Le président turc Recep Tayyip Erdogan a déploré mardi que la jeunesse turque ignore tout ou presque des savants musulmans, mais sait tout des personnalités occidentales comme Albert Einstein.

« Si vous leur demandez qui est Einstein, chaque jeune a un mot à dire. Mais si vous leur demandez qui est Ibn Sina, la plupart d’entre eux ne le connaissent même pas », a regretté Erdogan lors d’une intervention mardi devant un forum d’enseignants à Antalya (sud).

Avicenne ou Ibn Sina, est un philosophe, écrivain, médecin et scientifique médiéval persan, et Albert Einstein le génie mondial de la physique et prix Nobel 1921.

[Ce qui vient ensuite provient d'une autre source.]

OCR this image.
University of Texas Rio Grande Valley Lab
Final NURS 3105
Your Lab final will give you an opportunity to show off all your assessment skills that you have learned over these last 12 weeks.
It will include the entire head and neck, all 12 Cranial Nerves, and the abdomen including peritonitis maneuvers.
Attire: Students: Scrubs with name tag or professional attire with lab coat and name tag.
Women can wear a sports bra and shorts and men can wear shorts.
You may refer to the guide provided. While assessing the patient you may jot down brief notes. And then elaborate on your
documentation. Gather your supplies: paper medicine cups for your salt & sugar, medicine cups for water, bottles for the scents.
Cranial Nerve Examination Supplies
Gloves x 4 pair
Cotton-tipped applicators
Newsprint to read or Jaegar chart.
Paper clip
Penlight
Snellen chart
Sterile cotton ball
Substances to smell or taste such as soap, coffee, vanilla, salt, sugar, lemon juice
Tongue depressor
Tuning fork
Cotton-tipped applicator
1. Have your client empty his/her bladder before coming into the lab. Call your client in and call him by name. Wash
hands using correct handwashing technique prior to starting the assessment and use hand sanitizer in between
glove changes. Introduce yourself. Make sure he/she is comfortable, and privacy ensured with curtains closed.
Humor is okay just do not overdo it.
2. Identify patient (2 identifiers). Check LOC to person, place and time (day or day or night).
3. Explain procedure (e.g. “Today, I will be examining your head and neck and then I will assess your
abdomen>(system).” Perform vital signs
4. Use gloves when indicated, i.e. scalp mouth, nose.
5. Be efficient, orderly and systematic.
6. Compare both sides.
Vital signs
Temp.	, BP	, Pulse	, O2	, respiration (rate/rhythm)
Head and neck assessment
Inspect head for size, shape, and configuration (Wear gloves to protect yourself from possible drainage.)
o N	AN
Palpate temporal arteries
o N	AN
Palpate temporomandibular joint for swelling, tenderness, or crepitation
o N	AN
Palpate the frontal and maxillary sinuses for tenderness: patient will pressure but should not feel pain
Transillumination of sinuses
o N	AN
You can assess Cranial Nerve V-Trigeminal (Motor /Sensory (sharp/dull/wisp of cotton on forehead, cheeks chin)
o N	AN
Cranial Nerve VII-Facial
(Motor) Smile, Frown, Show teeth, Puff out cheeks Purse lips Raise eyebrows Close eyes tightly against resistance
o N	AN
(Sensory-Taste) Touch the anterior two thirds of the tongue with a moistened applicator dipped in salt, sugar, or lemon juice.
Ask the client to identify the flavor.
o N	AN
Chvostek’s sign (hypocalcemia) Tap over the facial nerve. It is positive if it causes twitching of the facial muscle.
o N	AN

Demandant le mois dernier aux écoles d’adopter une politique mettant en évidence la contribution de l’islam à la science et aux arts, Erdogan avait, une fois de plus, provoqué la controverse en affirmant que des marins musulmans avaient découvert le continent américain, bien avant le génois Christophe Colomb en 1492, une théorie défendue par une infime minorité de théologiens musulmans.

Une fois de plus, le président turc, fidèle à son discours volontiers provocateur, s’en est pris à la culture populaire et occidentale, se plaignant qu’en Turquie « des jeunes qui ont mémorisé les noms des stars étrangères de la musique pop, ne connaissent pas leur propre culture pour laquelle ils ont du dédain ».

« Ils peuvent écouter Beethoven, mais ils doivent aussi connaître Itri et Dede Efendi », les compositeurs ottoman turcs dont les œuvres sont imprégnées d’influences moyen-orientales, a ajouté l’homme fort de Turquie.